Другое дело товарищ Брежнев. Передо мной человек, который всегда боится, как бы у него что-нибудь не вывалилось. Вот смотрите, пьяные гады, как я, Брежнев, иду на трибуну читать приветствие ленинским профсоюзам и все время боюсь, как бы что-нибудь не вывалилось через штанину. «Вот вы, тоуахыщы, хохочете, а уэд это большая челоуэческая трахэдиа».
Так он лицедействовал под общий хохот «Первого Дна» и с каждой новой порцией гнусной влаги находил все новые нюансы в системе перевоплощений. Ну прям-таки Джонни Керсон, орали завсегдатаи. Между тем Бернадетта требовала, чтобы он перевоплотился в женщину. Ну что ж, изволь, сестричка! Перед вами, почтеннейшие лэдис (он, впрочем, сказал «блэдис», но этот нюанс не был замечен даже местным знатоком русского языка Касторциусом) и джентльмены (он, впрочем, сказал «жантильомы», но этот изыск был непонятен даже ему самому), перед вами воплощение археологически хорошо известного типа женщины-с-хвостом. Этот тип в исторические времена воплощался в образы императриц, вы знаете, олухи, о чем я говорю. Он прошелся величественно, чуть выпячивая зад и подталкивая вверх левую грудь, которая, как многим было известно, отвисала больше, чем правая. Потом он откинул за спину и запустил в перманентное струящееся движение то ли хвост, то ли гриву, то ли некий волосяной шлейф, льющийся за императрицей от затылка до пят.
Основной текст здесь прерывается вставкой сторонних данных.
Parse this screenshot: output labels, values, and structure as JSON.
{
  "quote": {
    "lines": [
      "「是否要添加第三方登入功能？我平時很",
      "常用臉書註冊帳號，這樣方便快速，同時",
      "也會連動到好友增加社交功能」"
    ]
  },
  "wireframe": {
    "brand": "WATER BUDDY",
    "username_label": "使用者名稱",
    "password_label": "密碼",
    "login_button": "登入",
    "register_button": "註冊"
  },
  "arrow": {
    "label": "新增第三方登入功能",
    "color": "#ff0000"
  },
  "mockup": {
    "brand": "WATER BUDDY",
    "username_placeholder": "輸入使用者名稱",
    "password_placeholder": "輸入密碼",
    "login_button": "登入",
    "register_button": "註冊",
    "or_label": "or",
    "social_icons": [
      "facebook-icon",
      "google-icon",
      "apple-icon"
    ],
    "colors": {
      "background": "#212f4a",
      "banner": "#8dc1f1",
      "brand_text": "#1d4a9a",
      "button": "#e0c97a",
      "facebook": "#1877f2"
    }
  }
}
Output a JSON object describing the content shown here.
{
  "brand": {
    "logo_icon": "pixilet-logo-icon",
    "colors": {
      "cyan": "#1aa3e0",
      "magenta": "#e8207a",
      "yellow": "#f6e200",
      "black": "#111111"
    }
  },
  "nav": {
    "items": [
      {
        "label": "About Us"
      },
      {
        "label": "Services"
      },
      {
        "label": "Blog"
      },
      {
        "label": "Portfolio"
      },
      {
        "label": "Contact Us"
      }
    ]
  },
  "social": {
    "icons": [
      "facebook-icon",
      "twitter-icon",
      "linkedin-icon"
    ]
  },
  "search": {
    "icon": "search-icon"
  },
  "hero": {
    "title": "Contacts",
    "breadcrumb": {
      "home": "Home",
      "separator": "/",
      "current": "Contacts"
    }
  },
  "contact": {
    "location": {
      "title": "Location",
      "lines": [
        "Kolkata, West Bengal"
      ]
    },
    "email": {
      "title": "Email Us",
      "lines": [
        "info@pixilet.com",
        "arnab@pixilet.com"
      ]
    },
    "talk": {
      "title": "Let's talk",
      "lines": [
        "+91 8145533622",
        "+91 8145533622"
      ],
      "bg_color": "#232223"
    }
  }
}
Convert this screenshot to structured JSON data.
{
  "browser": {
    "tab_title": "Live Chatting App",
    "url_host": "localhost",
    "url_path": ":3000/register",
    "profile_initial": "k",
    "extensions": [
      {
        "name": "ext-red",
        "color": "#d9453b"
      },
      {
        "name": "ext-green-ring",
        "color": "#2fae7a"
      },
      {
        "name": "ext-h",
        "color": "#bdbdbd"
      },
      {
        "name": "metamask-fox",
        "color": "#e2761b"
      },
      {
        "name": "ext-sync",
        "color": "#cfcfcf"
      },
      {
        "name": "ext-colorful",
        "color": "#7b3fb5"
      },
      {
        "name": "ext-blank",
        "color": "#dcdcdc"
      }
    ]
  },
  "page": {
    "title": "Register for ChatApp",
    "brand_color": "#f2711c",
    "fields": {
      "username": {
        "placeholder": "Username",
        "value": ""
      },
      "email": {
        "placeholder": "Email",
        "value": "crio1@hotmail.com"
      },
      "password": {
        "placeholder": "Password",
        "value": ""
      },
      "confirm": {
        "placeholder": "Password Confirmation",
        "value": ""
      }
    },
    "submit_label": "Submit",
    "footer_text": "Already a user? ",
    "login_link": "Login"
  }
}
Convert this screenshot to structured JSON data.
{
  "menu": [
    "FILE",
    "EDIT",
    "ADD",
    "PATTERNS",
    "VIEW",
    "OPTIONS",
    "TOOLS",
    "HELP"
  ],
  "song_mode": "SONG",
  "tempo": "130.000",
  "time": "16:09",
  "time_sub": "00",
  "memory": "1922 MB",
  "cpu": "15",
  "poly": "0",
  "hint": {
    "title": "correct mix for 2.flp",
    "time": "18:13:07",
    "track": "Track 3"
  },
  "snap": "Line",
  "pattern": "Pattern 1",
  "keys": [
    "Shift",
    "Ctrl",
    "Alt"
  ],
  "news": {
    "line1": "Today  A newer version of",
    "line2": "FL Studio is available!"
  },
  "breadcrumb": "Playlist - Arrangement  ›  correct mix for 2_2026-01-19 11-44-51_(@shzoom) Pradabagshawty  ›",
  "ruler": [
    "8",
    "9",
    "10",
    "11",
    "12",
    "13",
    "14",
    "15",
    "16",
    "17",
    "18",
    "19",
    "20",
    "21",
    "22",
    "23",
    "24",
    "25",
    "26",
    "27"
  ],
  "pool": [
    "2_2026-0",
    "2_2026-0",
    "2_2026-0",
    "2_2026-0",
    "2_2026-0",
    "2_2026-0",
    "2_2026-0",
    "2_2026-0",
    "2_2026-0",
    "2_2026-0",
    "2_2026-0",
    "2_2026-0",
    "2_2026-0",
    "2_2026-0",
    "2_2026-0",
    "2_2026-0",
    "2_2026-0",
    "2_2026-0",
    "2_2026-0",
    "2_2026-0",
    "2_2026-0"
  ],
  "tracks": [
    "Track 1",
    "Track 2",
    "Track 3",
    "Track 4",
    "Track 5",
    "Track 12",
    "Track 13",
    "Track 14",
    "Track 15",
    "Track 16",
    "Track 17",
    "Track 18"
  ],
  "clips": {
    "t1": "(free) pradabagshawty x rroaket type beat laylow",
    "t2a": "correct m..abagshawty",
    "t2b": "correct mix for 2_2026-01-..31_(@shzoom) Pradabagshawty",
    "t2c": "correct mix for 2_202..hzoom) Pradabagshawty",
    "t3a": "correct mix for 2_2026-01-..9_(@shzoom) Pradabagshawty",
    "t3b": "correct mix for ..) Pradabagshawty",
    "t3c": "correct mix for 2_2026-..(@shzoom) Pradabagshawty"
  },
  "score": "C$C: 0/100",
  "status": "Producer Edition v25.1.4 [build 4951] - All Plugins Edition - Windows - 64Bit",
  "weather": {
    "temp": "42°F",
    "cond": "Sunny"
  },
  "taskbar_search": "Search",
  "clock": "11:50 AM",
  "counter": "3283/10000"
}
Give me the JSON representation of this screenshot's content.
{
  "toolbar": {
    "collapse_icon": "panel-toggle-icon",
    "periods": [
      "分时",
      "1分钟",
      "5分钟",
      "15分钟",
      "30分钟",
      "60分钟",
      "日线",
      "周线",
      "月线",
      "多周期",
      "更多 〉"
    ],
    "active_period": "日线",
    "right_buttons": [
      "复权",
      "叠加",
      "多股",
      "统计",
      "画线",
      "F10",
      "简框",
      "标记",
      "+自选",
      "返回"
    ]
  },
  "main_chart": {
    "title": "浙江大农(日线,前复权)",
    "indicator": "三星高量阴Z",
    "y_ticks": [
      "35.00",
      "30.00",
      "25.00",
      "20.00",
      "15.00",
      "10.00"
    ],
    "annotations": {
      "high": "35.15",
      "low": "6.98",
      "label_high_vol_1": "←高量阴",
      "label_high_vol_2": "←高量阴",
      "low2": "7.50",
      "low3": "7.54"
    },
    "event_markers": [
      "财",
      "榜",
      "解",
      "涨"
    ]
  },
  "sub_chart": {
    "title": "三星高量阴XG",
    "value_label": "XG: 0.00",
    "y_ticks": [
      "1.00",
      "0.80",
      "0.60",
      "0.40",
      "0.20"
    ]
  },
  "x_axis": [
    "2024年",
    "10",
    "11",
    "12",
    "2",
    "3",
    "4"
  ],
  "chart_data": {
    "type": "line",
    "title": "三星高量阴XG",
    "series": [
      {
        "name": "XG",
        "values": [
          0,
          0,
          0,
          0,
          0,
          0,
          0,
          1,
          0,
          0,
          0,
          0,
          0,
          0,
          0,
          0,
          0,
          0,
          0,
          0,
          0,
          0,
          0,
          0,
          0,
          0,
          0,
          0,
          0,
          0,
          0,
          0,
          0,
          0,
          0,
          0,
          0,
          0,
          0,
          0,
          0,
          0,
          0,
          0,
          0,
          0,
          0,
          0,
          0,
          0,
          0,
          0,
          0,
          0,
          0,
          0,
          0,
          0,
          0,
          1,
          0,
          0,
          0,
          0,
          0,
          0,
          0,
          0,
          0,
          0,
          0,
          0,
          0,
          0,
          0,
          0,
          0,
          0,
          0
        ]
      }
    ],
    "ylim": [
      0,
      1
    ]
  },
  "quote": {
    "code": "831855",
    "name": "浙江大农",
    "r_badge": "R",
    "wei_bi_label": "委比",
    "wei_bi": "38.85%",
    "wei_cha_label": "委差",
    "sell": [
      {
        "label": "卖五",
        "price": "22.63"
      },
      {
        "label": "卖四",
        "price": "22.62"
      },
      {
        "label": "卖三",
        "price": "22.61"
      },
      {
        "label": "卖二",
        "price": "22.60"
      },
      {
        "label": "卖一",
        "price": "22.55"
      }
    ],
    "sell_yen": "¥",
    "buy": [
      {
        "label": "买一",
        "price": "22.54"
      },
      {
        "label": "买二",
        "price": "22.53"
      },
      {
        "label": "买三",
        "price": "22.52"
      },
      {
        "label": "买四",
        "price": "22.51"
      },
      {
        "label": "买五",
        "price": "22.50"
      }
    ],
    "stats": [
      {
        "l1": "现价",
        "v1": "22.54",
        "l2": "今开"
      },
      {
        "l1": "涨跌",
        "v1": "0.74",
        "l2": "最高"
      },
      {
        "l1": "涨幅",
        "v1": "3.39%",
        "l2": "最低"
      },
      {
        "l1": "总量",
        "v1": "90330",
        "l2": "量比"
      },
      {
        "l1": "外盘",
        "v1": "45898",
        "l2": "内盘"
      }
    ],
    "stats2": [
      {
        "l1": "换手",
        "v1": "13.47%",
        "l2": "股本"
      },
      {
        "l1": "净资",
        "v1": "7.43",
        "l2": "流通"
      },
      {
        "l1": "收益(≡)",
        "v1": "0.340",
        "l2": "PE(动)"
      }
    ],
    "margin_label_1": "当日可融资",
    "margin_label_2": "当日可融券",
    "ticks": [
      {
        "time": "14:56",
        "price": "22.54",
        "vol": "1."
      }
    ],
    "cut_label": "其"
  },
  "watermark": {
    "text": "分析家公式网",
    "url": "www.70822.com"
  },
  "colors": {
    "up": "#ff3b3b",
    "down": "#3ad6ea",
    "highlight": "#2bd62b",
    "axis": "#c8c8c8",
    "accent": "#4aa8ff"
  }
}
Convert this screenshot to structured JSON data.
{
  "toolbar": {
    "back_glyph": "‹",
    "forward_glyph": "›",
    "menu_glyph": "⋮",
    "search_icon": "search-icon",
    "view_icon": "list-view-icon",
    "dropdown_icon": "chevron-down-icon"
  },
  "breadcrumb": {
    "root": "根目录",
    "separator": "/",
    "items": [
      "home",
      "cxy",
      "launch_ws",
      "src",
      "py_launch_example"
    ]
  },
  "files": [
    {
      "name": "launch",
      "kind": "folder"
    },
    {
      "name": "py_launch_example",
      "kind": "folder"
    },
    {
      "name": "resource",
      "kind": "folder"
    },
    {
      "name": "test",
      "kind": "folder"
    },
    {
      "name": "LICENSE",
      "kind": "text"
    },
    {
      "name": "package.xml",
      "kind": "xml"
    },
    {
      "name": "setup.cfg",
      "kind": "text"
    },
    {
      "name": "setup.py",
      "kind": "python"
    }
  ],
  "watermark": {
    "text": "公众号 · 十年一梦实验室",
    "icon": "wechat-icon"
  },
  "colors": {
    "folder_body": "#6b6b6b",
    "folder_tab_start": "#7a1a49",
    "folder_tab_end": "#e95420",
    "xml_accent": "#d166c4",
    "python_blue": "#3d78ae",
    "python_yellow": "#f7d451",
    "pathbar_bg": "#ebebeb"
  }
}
«Я умираю от ревности, – сказал Матт Шурофф, – и все-таки восхищаюсь этим сукиным сыном Лавски». Бернадетта хохотала: «Жаль, что этот сукин сын обожрался любовью, я бы по-царски его наградила сегодня за эту работу!»
Страна огромных возможностей, что и говорить! Никогда не нужно опускать руки в отчаянии. Вставая утром, сразу ищи, откуда на тебя сияет улыбка Фортуны. Еще вчера ты был нищ до полной замшелости, вдруг клик-клик – и ты присоединяешься к преступной шайке, и твой карман уже упакован баксами. Это отнюдь не мешает тебе изображать из себя богемного артиста перед твоей любимой, тем более что вас разделяют три с половиной тысячи миль, а ваши круги имеют меньше шансов пересечься, чем волки и дельфины.
Итак, сорокачетырехлетний А.Я.Корбах, бывший лидер московского театра, бард и всесторонний, хоть и возмутительный, актер-каботен, стал одним из немалочисленной армии калифорнийских наркощипачей и пребывал таковым от ноября восемьдесят третьего, когда он вернулся после своего первого трансконтинентального свидания, до ноября восемьдесят шестого, когда он на ночном дежурстве протянул пакетик с кокаином долговязому малому, чей галстук, словно сорока, трепетал под порывами пустынного ветра.
Внешне это выглядело довольно невинно: принял пароль, отпустил товар, получил деньги, положил их в металлический ящичек под стулом мистера Тесфалидета. Больше ни в какие дела его друзья не посвящали, может быть, и в самом деле берегли в соответствии с излюбленной русской легендой о том, как декабристы берегли Пушкина. Так или иначе, помимо обычного жалкого чека от «Колониал», каждые полмесяца он теперь получал конверт с «кашей» то по две тысячи, то по три. Теперь он запросто мог летать в Вашингтон на свидания, что и делал почти еженедельно. Нора быстро уловила какие-то изменения в поведении Алекса, и больше он уже не находил в своей сумочке случайно туда залетевших сотенных бумажек.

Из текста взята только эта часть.